Im Fall von Scarlett Johansson war die Folge, dass das Filmprojekt begraben wurde, offenbar gabs ohne den grossen Namen Finanzierungsprobleme. Die Political Correctness hat also gewonnen, aber um den Preis, dass ein Projekt abgesagt wurde, das vielleicht Köpfe und Herzen hätte bewegen können. Ist das wirklich ein Sieg? Immerhin wurde kürzlich angekündigt, dass «Rub & Tug» als TV-Serie wiederbelebt werden könnte, zumindest wurde das Drehbuch für eine erste Folge in Auftrag gegeben – mal sehen, ob daraus mehr wird.

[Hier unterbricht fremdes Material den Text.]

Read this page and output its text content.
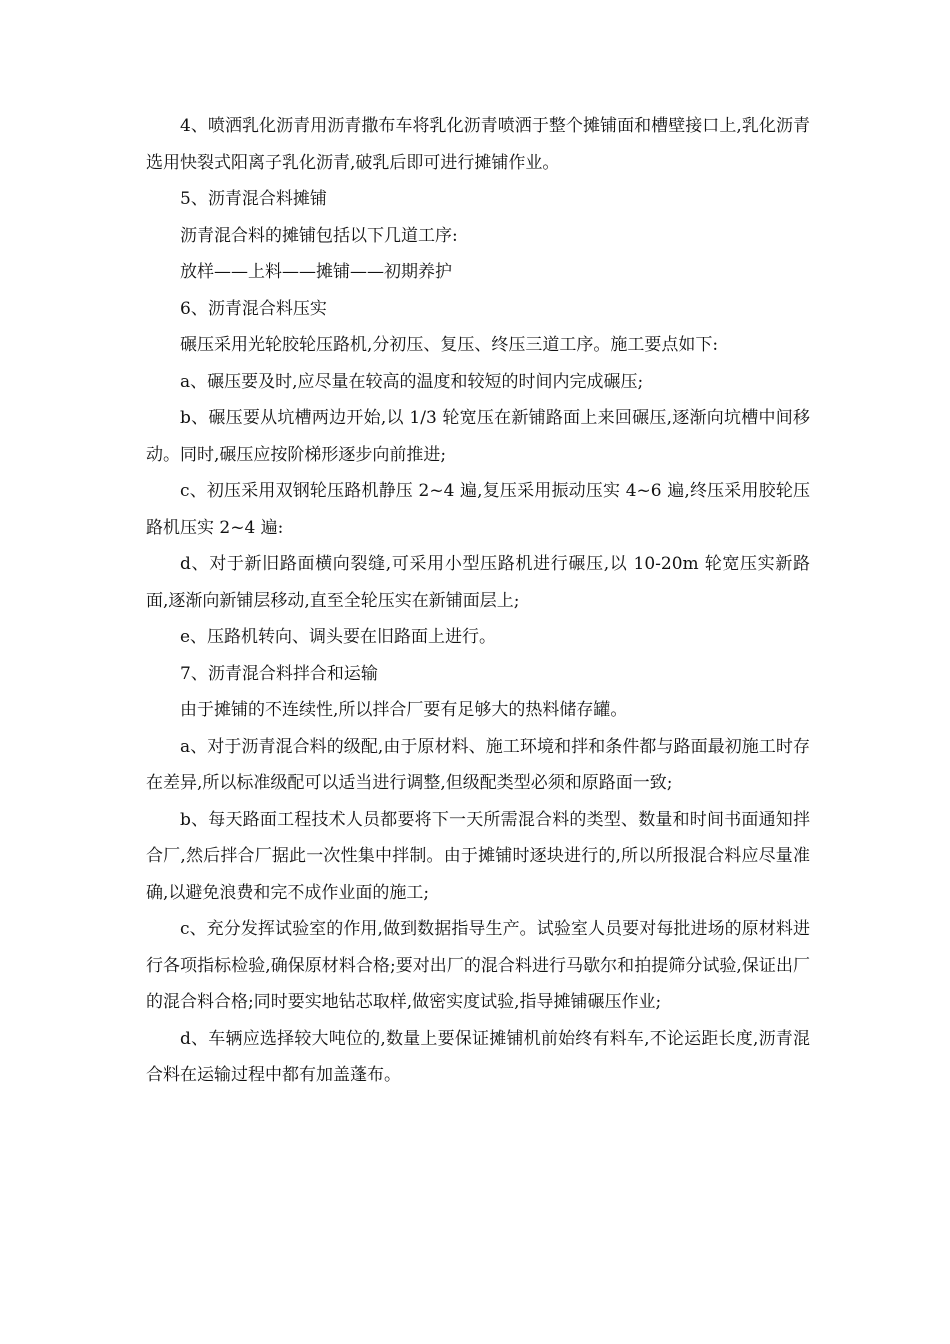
4、喷洒乳化沥青用沥青撒布车将乳化沥青喷洒于整个摊铺面和槽壁接口上,乳化沥青选用快裂式阳离子乳化沥青,破乳后即可进行摊铺作业。

5、沥青混合料摊铺

沥青混合料的摊铺包括以下几道工序:

放样——上料——摊铺——初期养护

6、沥青混合料压实

碾压采用光轮胶轮压路机,分初压、复压、终压三道工序。施工要点如下:

a、碾压要及时,应尽量在较高的温度和较短的时间内完成碾压;

b、碾压要从坑槽两边开始,以 1/3 轮宽压在新铺路面上来回碾压,逐渐向坑槽中间移动。同时,碾压应按阶梯形逐步向前推进;

c、初压采用双钢轮压路机静压 2~4 遍,复压采用振动压实 4~6 遍,终压采用胶轮压路机压实 2~4 遍:

d、对于新旧路面横向裂缝,可采用小型压路机进行碾压,以 10-20m 轮宽压实新路面,逐渐向新铺层移动,直至全轮压实在新铺面层上;

e、压路机转向、调头要在旧路面上进行。

7、沥青混合料拌合和运输

由于摊铺的不连续性,所以拌合厂要有足够大的热料储存罐。

a、对于沥青混合料的级配,由于原材料、施工环境和拌和条件都与路面最初施工时存在差异,所以标准级配可以适当进行调整,但级配类型必须和原路面一致;

b、每天路面工程技术人员都要将下一天所需混合料的类型、数量和时间书面通知拌合厂,然后拌合厂据此一次性集中拌制。由于摊铺时逐块进行的,所以所报混合料应尽量准确,以避免浪费和完不成作业面的施工;

c、充分发挥试验室的作用,做到数据指导生产。试验室人员要对每批进场的原材料进行各项指标检验,确保原材料合格;要对出厂的混合料进行马歇尔和拍提筛分试验,保证出厂的混合料合格;同时要实地钻芯取样,做密实度试验,指导摊铺碾压作业;

d、车辆应选择较大吨位的,数量上要保证摊铺机前始终有料车,不论运距长度,沥青混合料在运输过程中都有加盖蓬布。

Der Kern der Schauspielerei ist es, jemanden darzustellen, der/die man selbst nicht ist. Und Tausende von erfolgreichen Filmen und Serien haben bewiesen, dass das weitgehend recht problemlos funktioniert. Man muss kein Mörder sein, um einen zu spielen, auch kein verrückter Diktator oder erfolgreicher Wrestler, keine Geschäftsfrau oder Superheldin oder Krebsüberlebende. Im neuen Historienfilm «The Personal History of David Copperfield» spielt der britisch-indische dunkelhäutige Dev Patel («Slumdog Millionaire», «Skins») die Hauptrolle – muss er sich nun entschuldigen? Schliesslich hat Charles Dickens mit seinem Romanklassiker ein Stück weit seine eigene Lebensgeschichte fiktionalisiert und ist ja wohl definitiv ganz anders aufgewachsen als Dev Patel. Dieser hat niemals dieselbe Erfahrung eines weissen Jungen aus dem britischen Mittelstand des 19. Jahrhunderts am eigenen Leib durchgemacht und kann das folglich unmöglich überzeugend genug rüberbringen… oder?

Nein, man muss nicht LGBTI* sein, um eine solche Rolle erfolgreich zu verkörpern. Es gehört schlicht zur Basisanforderung von Schauspieler_innen, sich die dafür notwendigen Fähigkeiten und Erfahrungen anzueignen; es gibt genügend Filme und Serien, die zeigen, dass das bestens funktioniert. Und wenn man nun für ein Projekt auch noch einen richtigen Hollywood-Superstar an Land ziehen kann, der statt ein paar 1000 möglicherweise ein paar Hunderttausend Zuschauende anlocken kann, ist es hochgradig kontraproduktiv, sich ausgerechnet darüber zu beklagen.